We have had centuries to witness nations ascend and decline but the process in the Century of Revolution is markedly different. We've run out of stuff. We've already hit the wall. They can't become us, because there's not enough stuff to make that possible. Sometime in the late 1980's mankind's consumption reached our planet's annual production of renewables - water, trees, fish and so on. We got away with it for decades thanks to sleight of hand, eating into our reserves, and outright conjuring tricks such as the Green Revolution, but the hens always come home to roost.
So, we're out of good stuff. Now what to do? Well power traditionally translates into access. Those who have power or seize it expect to be first in the queue. But they can't get a power-size share of an already allocated pie without somebody else taking a much smaller than usual slice. The question becomes who gives up how much and why? That's something we'll be struggling with for quite a while and it may cause us to revisit some of our fanciful notions of free-market capitalism - again the Century of Revolution.

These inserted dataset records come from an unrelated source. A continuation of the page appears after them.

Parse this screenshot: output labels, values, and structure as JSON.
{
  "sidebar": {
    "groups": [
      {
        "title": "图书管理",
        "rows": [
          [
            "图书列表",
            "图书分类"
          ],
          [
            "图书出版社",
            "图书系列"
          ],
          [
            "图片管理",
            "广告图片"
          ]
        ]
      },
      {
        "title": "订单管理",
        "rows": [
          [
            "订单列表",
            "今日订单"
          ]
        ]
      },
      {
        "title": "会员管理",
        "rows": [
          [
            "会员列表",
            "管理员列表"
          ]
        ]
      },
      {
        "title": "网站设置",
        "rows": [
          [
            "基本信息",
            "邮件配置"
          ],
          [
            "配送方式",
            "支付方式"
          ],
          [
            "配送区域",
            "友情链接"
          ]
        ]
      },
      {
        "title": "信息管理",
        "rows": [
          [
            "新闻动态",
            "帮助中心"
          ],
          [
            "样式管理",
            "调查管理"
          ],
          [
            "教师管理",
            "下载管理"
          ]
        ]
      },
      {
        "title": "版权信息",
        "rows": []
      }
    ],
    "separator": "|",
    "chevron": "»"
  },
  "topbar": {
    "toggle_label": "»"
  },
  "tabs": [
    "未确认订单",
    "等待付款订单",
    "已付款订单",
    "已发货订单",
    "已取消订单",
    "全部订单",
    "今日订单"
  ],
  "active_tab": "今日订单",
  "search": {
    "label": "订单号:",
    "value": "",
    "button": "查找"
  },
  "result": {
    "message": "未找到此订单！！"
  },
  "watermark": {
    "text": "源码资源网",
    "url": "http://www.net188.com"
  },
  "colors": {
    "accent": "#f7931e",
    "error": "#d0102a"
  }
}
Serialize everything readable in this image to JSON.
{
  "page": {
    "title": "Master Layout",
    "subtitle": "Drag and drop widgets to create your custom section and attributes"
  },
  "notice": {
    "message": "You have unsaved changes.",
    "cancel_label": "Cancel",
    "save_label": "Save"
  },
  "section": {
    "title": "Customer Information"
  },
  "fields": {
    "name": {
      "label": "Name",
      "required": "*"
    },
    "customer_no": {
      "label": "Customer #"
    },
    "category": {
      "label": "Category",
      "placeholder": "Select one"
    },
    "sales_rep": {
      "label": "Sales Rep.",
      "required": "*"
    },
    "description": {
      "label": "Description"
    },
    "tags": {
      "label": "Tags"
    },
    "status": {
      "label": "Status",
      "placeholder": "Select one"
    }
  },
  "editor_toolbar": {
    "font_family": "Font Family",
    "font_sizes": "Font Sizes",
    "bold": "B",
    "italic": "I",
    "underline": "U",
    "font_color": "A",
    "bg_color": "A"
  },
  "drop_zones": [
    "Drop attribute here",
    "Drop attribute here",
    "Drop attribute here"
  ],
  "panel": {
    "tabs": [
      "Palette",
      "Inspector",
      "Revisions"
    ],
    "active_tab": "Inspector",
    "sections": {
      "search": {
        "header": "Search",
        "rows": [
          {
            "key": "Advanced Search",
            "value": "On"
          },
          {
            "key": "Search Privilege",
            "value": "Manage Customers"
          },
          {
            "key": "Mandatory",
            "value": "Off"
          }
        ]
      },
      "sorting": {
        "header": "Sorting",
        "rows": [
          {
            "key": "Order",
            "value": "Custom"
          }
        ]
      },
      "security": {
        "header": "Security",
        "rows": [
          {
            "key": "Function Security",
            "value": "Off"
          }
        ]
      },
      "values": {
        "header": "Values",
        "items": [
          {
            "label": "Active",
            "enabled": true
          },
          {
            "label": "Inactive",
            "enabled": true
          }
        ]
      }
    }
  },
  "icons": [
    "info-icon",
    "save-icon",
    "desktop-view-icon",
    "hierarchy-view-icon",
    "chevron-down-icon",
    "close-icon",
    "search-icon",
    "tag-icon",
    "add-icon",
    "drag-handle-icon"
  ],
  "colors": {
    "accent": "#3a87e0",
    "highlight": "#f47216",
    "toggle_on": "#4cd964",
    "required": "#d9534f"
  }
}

When planning is based not on growth but on allocation it shifts the focus from opportunity to inequality. People look for a lot more equality in sacrifice than in prosperity. We can become very egalitarian when we perceive that to be vital to our self-interest. If we aren't to be stampeded off the cliff we will have to pull back and that promises to be a struggle of truly revolutionary dimensions. The forces of the status quo will not go peacefully into the night. We need only look at the extraordinary efforts of the Fossil Fuelers in maintaining their dominance at mankind's considerable expense to understand that corporatism is tenacious and, as needed, ruthless.
An allocation based society is inherently far more communal than most of us have ever experienced. It is an order that confounds free market capitalism, tames it, and dismembers corporatism - not because of some grandiose ideology but of sheer necessity.
I suspect this will, after a lot of costly revolutions, become the new world order, one in which muted aspirations are accommodated by measured equality. The gap between rich and poor will always exist but it cannot survive at the extremes at which it exists today.